Michael tenía tanto sueño que lo único que deseaba era apoyarse contra su abuela y cerrar los ojos. Pero todavía no podía hacerlo, al menos hasta estar seguro de que Brian se encontraba a salvo. Se esforzó por reprimir su reciente miedo. «¿Por qué no me dijo que había visto a esa mujer coger el monedero de mamá? Yo hubiese corrido tras ella y lo hubiera ayudado cuando aquel hombre lo pilló».
En ese momento, el cardenal estaba en el altar. Pero cuando terminó la música, en lugar de oficiar la misa, empezó a hablar:
—En esta noche de alegría y esperanza…
A la derecha, Michael vio cámaras de televisión.
Siempre había pensado que sería muy emocionante salir por la tele, pero cada vez que pensaba en ello, las circunstancias que imaginaba tenían algo que ver con un premio o con ser testigo de un acontecimiento importante.
Resultaría divertido.
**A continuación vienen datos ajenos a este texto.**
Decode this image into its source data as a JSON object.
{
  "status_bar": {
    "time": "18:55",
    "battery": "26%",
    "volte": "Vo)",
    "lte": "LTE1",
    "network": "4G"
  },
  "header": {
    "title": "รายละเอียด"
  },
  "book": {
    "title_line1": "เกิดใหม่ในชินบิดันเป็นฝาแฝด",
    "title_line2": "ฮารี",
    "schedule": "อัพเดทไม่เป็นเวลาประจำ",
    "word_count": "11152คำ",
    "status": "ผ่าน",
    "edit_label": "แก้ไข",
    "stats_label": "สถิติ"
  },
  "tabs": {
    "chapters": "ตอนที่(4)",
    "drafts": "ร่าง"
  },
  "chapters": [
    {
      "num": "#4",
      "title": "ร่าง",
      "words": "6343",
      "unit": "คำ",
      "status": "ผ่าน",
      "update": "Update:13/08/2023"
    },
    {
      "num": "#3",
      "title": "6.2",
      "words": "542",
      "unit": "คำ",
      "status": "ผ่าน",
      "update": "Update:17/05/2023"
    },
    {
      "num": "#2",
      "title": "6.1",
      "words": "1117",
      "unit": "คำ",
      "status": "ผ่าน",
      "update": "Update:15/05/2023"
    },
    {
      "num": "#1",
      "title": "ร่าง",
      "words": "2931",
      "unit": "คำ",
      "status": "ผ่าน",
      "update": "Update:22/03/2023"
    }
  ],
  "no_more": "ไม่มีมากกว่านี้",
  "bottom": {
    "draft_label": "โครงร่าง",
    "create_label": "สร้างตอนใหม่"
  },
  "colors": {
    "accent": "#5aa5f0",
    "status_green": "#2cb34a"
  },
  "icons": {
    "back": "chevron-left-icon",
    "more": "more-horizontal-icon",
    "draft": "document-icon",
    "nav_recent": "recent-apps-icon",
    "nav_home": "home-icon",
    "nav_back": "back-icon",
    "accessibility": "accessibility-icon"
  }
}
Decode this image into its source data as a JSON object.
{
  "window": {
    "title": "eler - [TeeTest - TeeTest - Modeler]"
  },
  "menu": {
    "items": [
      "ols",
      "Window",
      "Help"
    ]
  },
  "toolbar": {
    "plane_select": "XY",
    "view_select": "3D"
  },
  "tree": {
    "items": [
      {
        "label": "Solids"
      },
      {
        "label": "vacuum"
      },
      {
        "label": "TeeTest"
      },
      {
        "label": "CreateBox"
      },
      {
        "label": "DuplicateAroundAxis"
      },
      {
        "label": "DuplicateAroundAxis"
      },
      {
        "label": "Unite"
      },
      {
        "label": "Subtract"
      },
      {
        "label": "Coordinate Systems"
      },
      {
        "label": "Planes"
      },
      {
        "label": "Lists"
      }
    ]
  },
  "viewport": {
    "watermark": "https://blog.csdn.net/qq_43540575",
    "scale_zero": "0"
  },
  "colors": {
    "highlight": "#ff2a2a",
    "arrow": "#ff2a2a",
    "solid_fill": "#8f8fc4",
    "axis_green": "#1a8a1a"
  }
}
Pero esa noche, cuando él y su madre aparecieron juntos, nada tenía de divertido.
«Fue horrible oír a mamá suplicar para que la gente la ayudara a encontrar a Brian».
—En un año que ha traído tanta violencia contra los inocentes…
Michael se irguió. El cardenal hablaba de ellos; de papá, que estaba enfermo; de Brian, que había desaparecido y creían que se lo había llevado aquel asesino fugitivo.
—La madre, la abuela y el hermano de diez años de Brian Dornan están con nosotros en esta misa. Recemos de manera especial por la pronta recuperación del doctor Thomas Dornan y para que Brian sea hallado sano y salvo.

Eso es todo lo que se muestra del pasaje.